US: Underlying pace of productivity growth to remain subdued – Nomura

Slow rate of US labor productivity growth continued in Q1 as nonfarm labor productivity was flat, slowing from a 1.8% q-o-q saar increase in Q4, points out the research team at Nomura.

Key Quotes

“The flat reading in Q1 was unsurprising, considering solid improvements in hours aggregate worked but only modest growth in real GDP. Its y-o-y growth rate was at 1.2% following 1.1% in Q4, much below the average pace before last recession. Unit labor costs rebounded by 2.2% q-o-q saar in Q1 as real output growth slowed while compensation per hour increased steadily.”

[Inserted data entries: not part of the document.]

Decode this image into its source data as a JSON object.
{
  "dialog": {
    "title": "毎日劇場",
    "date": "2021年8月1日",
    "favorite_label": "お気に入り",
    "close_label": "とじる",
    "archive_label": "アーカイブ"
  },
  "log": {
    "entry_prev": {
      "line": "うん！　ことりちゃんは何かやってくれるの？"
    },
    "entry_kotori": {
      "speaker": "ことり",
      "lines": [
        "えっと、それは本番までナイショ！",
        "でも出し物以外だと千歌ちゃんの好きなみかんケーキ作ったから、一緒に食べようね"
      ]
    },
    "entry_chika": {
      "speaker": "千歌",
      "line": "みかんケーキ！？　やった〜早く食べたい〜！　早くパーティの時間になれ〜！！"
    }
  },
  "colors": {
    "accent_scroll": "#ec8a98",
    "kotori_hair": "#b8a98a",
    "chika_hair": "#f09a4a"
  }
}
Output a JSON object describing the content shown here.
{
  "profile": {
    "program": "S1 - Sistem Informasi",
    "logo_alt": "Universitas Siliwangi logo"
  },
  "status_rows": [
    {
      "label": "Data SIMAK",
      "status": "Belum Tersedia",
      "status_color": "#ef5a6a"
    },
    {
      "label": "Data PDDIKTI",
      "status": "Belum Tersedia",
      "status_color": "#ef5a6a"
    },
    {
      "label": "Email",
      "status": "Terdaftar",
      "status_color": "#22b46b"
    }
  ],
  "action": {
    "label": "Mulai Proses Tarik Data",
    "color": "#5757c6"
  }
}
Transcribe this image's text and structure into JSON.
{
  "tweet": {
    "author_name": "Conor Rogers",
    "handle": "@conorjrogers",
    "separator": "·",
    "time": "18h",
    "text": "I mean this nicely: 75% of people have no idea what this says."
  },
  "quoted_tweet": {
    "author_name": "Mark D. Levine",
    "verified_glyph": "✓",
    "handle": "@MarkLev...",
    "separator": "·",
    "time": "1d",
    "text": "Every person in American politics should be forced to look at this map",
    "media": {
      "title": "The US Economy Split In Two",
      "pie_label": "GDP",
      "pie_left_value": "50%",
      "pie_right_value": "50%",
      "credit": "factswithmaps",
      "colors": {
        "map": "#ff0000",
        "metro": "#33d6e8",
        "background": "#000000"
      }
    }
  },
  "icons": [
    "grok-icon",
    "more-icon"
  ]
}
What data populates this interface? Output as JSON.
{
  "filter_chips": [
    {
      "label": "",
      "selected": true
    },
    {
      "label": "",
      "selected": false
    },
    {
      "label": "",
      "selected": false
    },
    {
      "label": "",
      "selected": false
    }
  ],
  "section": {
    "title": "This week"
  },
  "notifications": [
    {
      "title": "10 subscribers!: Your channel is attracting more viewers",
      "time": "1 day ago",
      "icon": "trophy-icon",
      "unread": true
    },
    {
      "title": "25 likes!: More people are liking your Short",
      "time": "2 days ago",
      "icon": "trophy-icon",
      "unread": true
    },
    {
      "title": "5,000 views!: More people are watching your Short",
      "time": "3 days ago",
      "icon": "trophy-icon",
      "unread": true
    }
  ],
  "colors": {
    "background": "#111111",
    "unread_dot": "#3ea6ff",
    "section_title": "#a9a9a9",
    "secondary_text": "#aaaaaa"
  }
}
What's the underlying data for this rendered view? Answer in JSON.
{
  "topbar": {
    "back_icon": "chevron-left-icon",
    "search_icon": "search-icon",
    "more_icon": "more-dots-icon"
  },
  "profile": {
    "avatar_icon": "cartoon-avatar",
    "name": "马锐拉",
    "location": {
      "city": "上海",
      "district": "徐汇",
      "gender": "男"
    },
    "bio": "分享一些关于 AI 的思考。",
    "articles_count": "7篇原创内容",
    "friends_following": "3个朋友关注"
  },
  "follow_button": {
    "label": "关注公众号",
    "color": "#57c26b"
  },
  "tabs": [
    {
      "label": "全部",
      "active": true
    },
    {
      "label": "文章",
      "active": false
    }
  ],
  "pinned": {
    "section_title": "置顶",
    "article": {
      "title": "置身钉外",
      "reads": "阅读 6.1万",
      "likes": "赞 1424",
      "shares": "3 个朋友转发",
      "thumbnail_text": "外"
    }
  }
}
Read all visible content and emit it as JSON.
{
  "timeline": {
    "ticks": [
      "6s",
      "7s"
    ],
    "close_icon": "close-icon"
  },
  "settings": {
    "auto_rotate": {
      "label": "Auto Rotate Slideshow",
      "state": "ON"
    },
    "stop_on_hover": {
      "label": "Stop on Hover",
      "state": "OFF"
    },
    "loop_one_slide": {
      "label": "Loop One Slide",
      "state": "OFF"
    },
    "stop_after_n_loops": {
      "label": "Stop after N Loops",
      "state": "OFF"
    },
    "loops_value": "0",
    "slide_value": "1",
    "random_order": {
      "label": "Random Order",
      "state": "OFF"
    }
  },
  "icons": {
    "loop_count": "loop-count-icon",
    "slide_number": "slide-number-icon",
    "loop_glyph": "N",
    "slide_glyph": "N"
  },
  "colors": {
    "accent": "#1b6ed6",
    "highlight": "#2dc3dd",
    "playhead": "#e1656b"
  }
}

“We have previously looked at reduced dynamism in the economy (e.g., the rate of new business formation, churn within existing businesses, and workers changing jobs) as a major factor that slows productivity and wage growth. Dynamism has been trending lower over a long time. The declines have been broad-based across industries, firm sizes, and firm ages. JOLTS data also suggest that labor market turnover has slowed across all cohorts. Our analysis suggests that dynamism may remain subdued in the medium term. We think the low level of dynamism will continue to impede with productivity growth. We may see some q-o-q rebound in Q2, considering strong gains in aggregate hours and a slight acceleration in real GDP growth in Q2 (2.6% q-o-q saar) relative to Q1 (1.2%). However, we think the underlying pace of productivity growth to remain subdued considering these structural reasons for slow productivity growth.”